A government leader with falling popularity shakes up his inner circle. It’s a familiar story to listeners in the United States, but it also describes what’s happening this week in Japan. HPR’s Bill Dorman has more in today’s Asia Minute.
Japanese Prime Minister Shinzo Abe announced a long-awaited cabinet reshuffle on Thursday.
The results were not shocking, many local media used the word “moderate” to describe a lot of the familiar faces in the new cabinet.
But there are some changes.
Most noteworthy is a new foreign minister with ties to the United States—Taro Kono.
He’s the son of a longtime politician Yohei Kono who himself was foreign minister—twice—with his latest term ending in 2001.
The younger Kono is a graduate of Georgetown, and a fluent English speaker.
Reuters also says he is “known for his willingness to criticize the ruling party and a frankness unusual for a Japanese politician.”
Abe also named a new economy minister who will pursue further structural reforms.

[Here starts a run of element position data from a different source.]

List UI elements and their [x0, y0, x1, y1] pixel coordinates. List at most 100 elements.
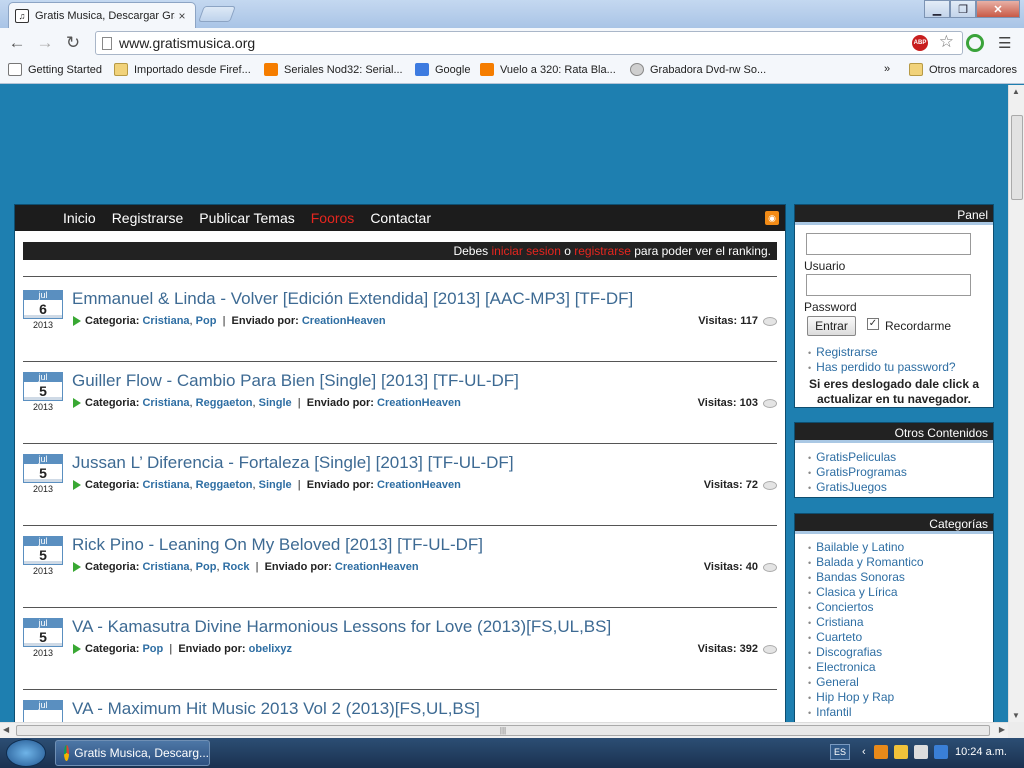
- category-link[interactable]: Pop: [142, 643, 163, 655]
- bookmark-item[interactable]: Seriales Nod32: Serial...: [264, 63, 403, 76]
- menu-icon[interactable]: ☰: [998, 34, 1011, 52]
- username-input[interactable]: [806, 233, 971, 255]
- scroll-left-icon[interactable]: ◀: [3, 725, 9, 734]
- login-button[interactable]: Entrar: [807, 316, 856, 336]
- scroll-thumb[interactable]: [1011, 115, 1023, 200]
- post-title[interactable]: VA - Maximum Hit Music 2013 Vol 2 (2013)…: [72, 699, 480, 719]
- new-tab-button[interactable]: [198, 6, 236, 22]
- visits-value: 72: [745, 479, 758, 491]
- forward-button[interactable]: →: [31, 29, 59, 57]
- nav-fooros[interactable]: Fooros: [311, 210, 355, 226]
- scroll-up-icon[interactable]: ▲: [1012, 87, 1020, 96]
- category-link[interactable]: Single: [259, 479, 292, 491]
- bookmark-item[interactable]: Vuelo a 320: Rata Bla...: [480, 63, 616, 76]
- category-link[interactable]: Single: [259, 397, 292, 409]
- post-title[interactable]: Guiller Flow - Cambio Para Bien [Single]…: [72, 371, 519, 391]
- bookmarks-overflow-button[interactable]: »: [884, 63, 890, 75]
- category-list-item[interactable]: Clasica y Lírica: [808, 585, 897, 599]
- tray-folder-icon[interactable]: [893, 745, 908, 759]
- author-link[interactable]: CreationHeaven: [335, 561, 419, 573]
- category-link[interactable]: Cristiana: [142, 479, 189, 491]
- register-link[interactable]: registrarse: [574, 244, 631, 258]
- date-month: jul: [23, 618, 63, 628]
- tab-close-icon[interactable]: ×: [175, 9, 189, 23]
- nav-registrarse[interactable]: Registrarse: [112, 210, 184, 226]
- category-link[interactable]: Cristiana: [142, 397, 189, 409]
- vertical-scrollbar[interactable]: ▲ ▼: [1008, 85, 1024, 722]
- author-link[interactable]: CreationHeaven: [377, 397, 461, 409]
- bookmark-item[interactable]: Getting Started: [8, 63, 102, 76]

The prime minister told a news conference “the economy remains our top priority.”
Earlier this week, the International Monetary Fund was pessimistic on that score—pronouncing the main goals of his so-called “Abenomics” program of economic revival “out of reach.”
Abe has been in office since late 2012, and this is his fourth cabinet as he hopes for a boost in popularity.
Late last month, approval ratings for his last cabinet dipped to 26 percent.